Pero lo único que me acompaña es mi danza mi libertad de ser. Aquí estoy, pero
yo bailo con la mente, vuelo más allá de mis palabras y de mi dolor. Yo danzo
mi ser con la riqueza que sé que tengo y que me seguirá a todas partes: la de
haberme dado a mí mismo la oportunidad de existir por encima de la fatiga y
haber aprendido que si se siente cansancio y esfuerzo bailando, y si nos se
sienta por el esfuerzo, si compadecemos nuestros pies sangrando, si solo
persiguen el destino y no comprendemos el pleno y único placer de movernos, no
entendemos la profunda esencia de la vida, donde el significado está en su devenir
y no en aparecer.
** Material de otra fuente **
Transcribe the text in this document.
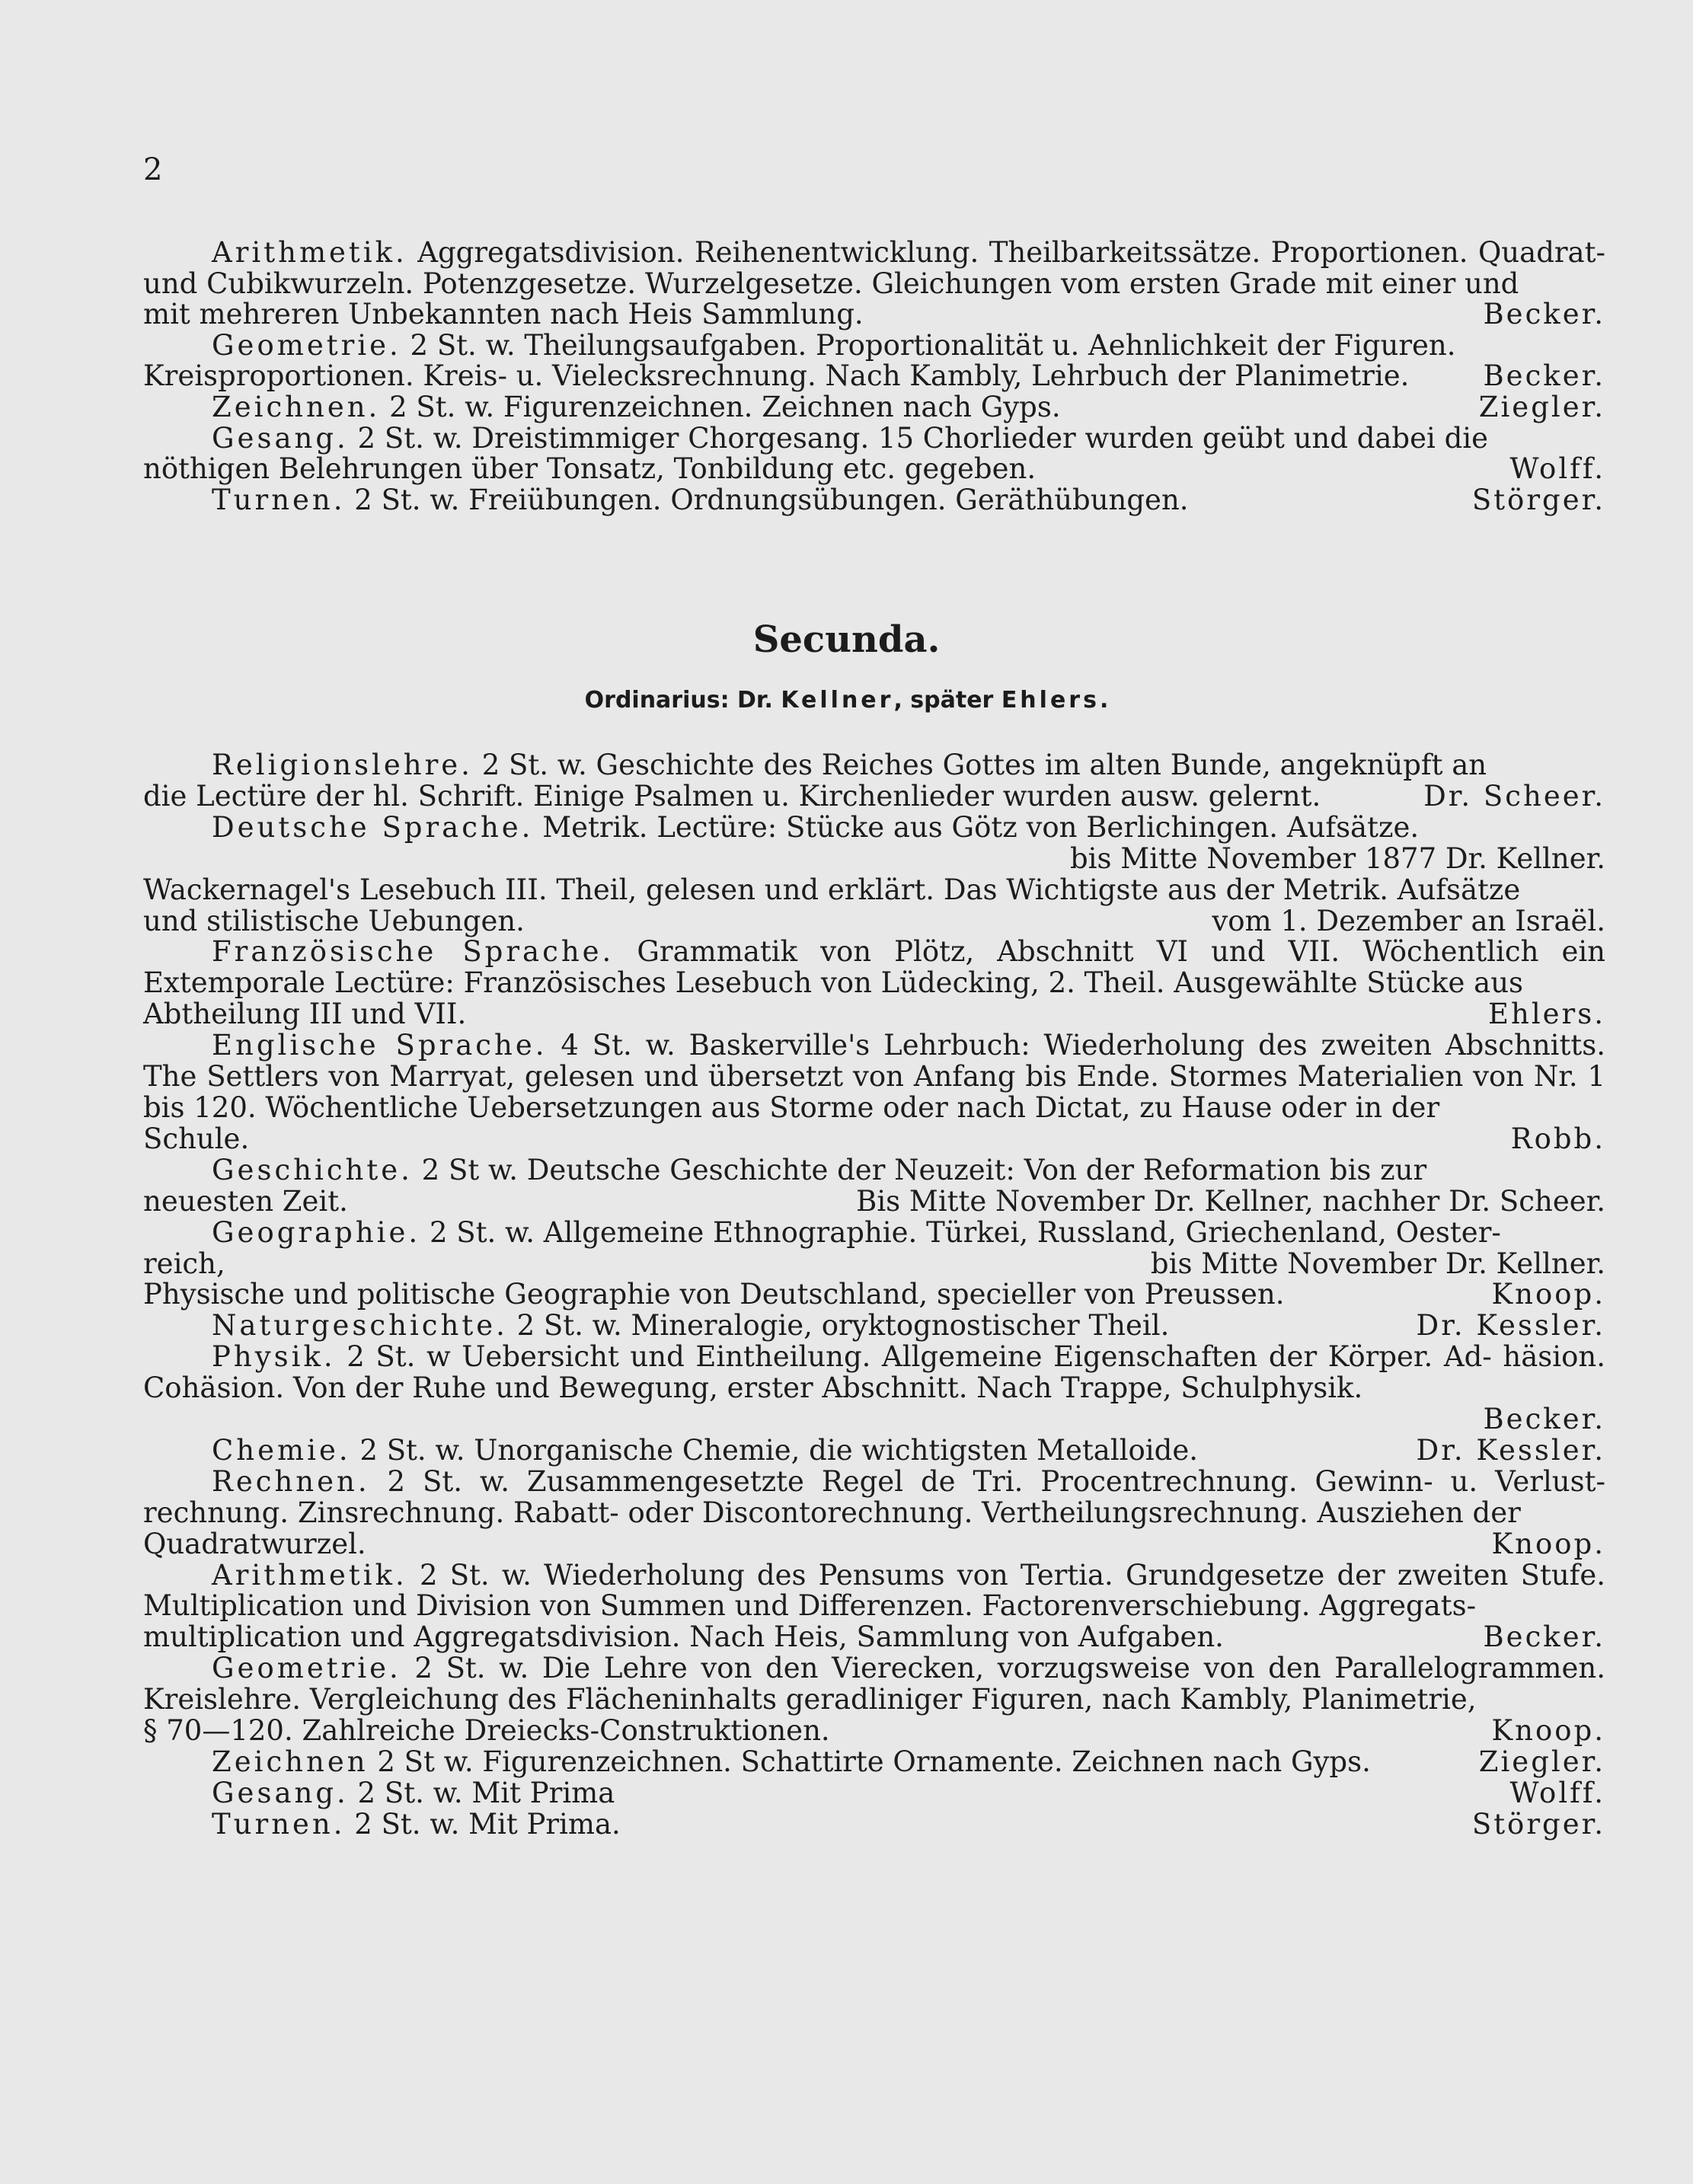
2

Arithmetik. Aggregatsdivision. Reihenentwicklung. Theilbarkeitssätze. Proportionen. Quadrat- und Cubikwurzeln. Potenzgesetze. Wurzelgesetze. Gleichungen vom ersten Grade mit einer und

mit mehreren Unbekannten nach Heis Sammlung.	Becker.

Geometrie. 2 St. w. Theilungsaufgaben. Proportionalität u. Aehnlichkeit der Figuren.

Kreisproportionen. Kreis- u. Vielecksrechnung. Nach Kambly, Lehrbuch der Planimetrie.	Becker.

Zeichnen. 2 St. w. Figurenzeichnen. Zeichnen nach Gyps.	Ziegler.

Gesang. 2 St. w. Dreistimmiger Chorgesang. 15 Chorlieder wurden geübt und dabei die

nöthigen Belehrungen über Tonsatz, Tonbildung etc. gegeben.	Wolff.

Turnen. 2 St. w. Freiübungen. Ordnungsübungen. Geräthübungen.	Störger.

Secunda.
Ordinarius: Dr. Kellner, später Ehlers.

Religionslehre. 2 St. w. Geschichte des Reiches Gottes im alten Bunde, angeknüpft an

die Lectüre der hl. Schrift. Einige Psalmen u. Kirchenlieder wurden ausw. gelernt.	Dr. Scheer.

Deutsche Sprache. Metrik. Lectüre: Stücke aus Götz von Berlichingen. Aufsätze.

bis Mitte November 1877 Dr. Kellner.

Wackernagel's Lesebuch III. Theil, gelesen und erklärt. Das Wichtigste aus der Metrik. Aufsätze

und stilistische Uebungen.	vom 1. Dezember an Israël.

Französische Sprache. Grammatik von Plötz, Abschnitt VI und VII. Wöchentlich ein Extemporale Lectüre: Französisches Lesebuch von Lüdecking, 2. Theil. Ausgewählte Stücke aus

Abtheilung III und VII.	Ehlers.

Englische Sprache. 4 St. w. Baskerville's Lehrbuch: Wiederholung des zweiten Abschnitts. The Settlers von Marryat, gelesen und übersetzt von Anfang bis Ende. Stormes Materialien von Nr. 1 bis 120. Wöchentliche Uebersetzungen aus Storme oder nach Dictat, zu Hause oder in der

Schule.	Robb.

Geschichte. 2 St w. Deutsche Geschichte der Neuzeit: Von der Reformation bis zur

neuesten Zeit.	Bis Mitte November Dr. Kellner, nachher Dr. Scheer.

Geographie. 2 St. w. Allgemeine Ethnographie. Türkei, Russland, Griechenland, Oester-

reich,	bis Mitte November Dr. Kellner.

Physische und politische Geographie von Deutschland, specieller von Preussen.	Knoop.

Naturgeschichte. 2 St. w. Mineralogie, oryktognostischer Theil.	Dr. Kessler.

Physik. 2 St. w Uebersicht und Eintheilung. Allgemeine Eigenschaften der Körper. Ad- häsion. Cohäsion. Von der Ruhe und Bewegung, erster Abschnitt. Nach Trappe, Schulphysik.

Becker.

Chemie. 2 St. w. Unorganische Chemie, die wichtigsten Metalloide.	Dr. Kessler.

Rechnen. 2 St. w. Zusammengesetzte Regel de Tri. Procentrechnung. Gewinn- u. Verlust- rechnung. Zinsrechnung. Rabatt- oder Discontorechnung. Vertheilungsrechnung. Ausziehen der

Quadratwurzel.	Knoop.

Arithmetik. 2 St. w. Wiederholung des Pensums von Tertia. Grundgesetze der zweiten Stufe. Multiplication und Division von Summen und Differenzen. Factorenverschiebung. Aggregats-

multiplication und Aggregatsdivision. Nach Heis, Sammlung von Aufgaben.	Becker.

Geometrie. 2 St. w. Die Lehre von den Vierecken, vorzugsweise von den Parallelogrammen. Kreislehre. Vergleichung des Flächeninhalts geradliniger Figuren, nach Kambly, Planimetrie,

§ 70—120. Zahlreiche Dreiecks-Construktionen.	Knoop.

Zeichnen 2 St w. Figurenzeichnen. Schattirte Ornamente. Zeichnen nach Gyps.	Ziegler.

Gesang. 2 St. w. Mit Prima	Wolff.

Turnen. 2 St. w. Mit Prima.	Störger.
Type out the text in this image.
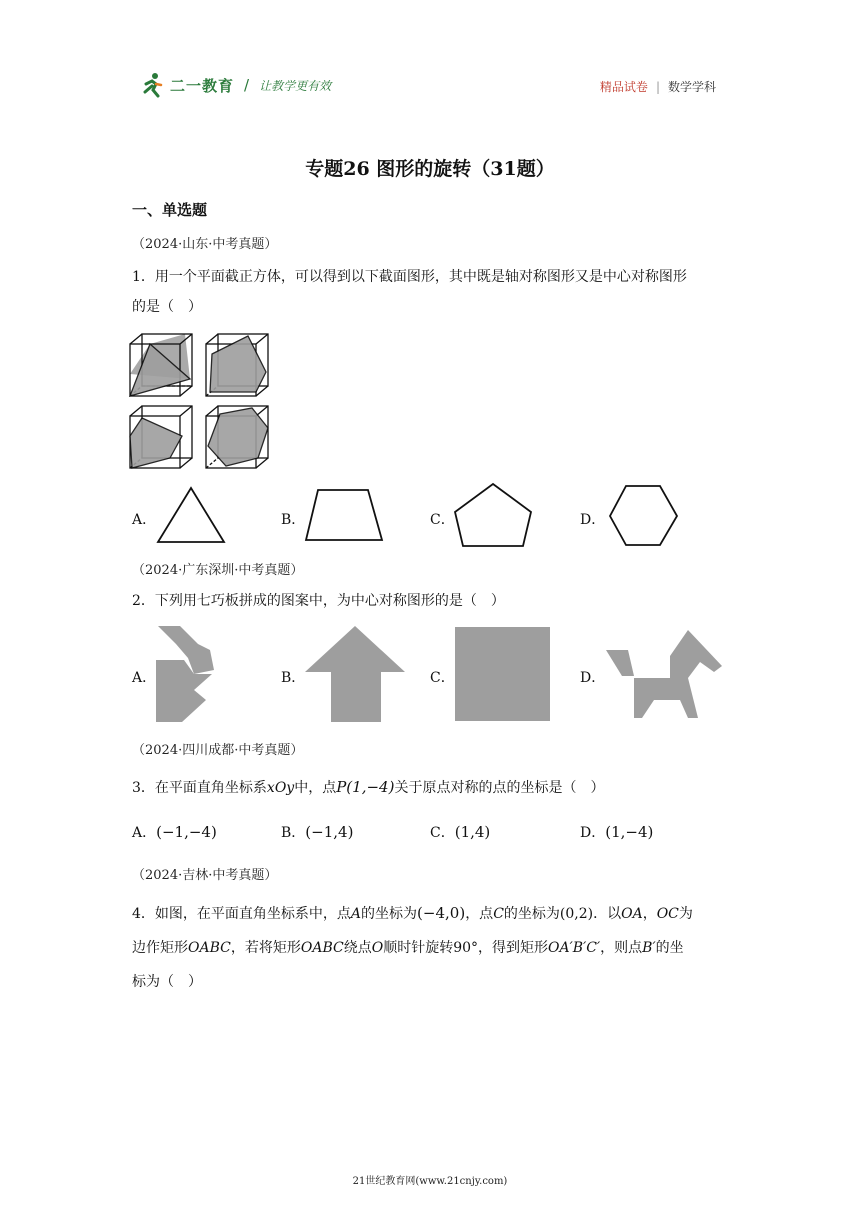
二一教育 / 让教学更有效	精品试卷 | 数学学科
专题26 图形的旋转（31题）
一、单选题
（2024·山东·中考真题）
1．用一个平面截正方体，可以得到以下截面图形，其中既是轴对称图形又是中心对称图形
的是（　）
A．	B．	C．	D．
（2024·广东深圳·中考真题）
2．下列用七巧板拼成的图案中，为中心对称图形的是（　）
A．	B．	C．	D．
（2024·四川成都·中考真题）
3．在平面直角坐标系xOy中，点P(1,−4)关于原点对称的点的坐标是（　）
A．(−1,−4)	B．(−1,4)	C．(1,4)	D．(1,−4)
（2024·吉林·中考真题）
4．如图，在平面直角坐标系中，点A的坐标为(−4,0)，点C的坐标为(0,2)．以OA，OC为
边作矩形OABC，若将矩形OABC绕点O顺时针旋转90°，得到矩形OA′B′C′，则点B′的坐
标为（　）
21世纪教育网(www.21cnjy.com)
Todo hombre debería bailar toda su vida. No seas bailarín,
sino bailar.
Quién nunca conocerá el placer de entrar en una sala con barras de
madera y espejos, quién deja porque no obtiene resultados, quién siempre
necesita estímulos para amar o vivir, no ha entrado en la profundidad de la
vida, y abandonará cada vez que la vida no le regalará lo que él desea. Es la
ley del amor: se ama porque se siente la necesidad de hacerlo, no para obtener
algo o ser correspondido, de lo contrario se destinó a la infelicidad. Estoy
muriendo, y gracias a Dios por darme un cuerpo para bailar para que no
desperdiciara ni un momento del maravilloso regalo de la vida.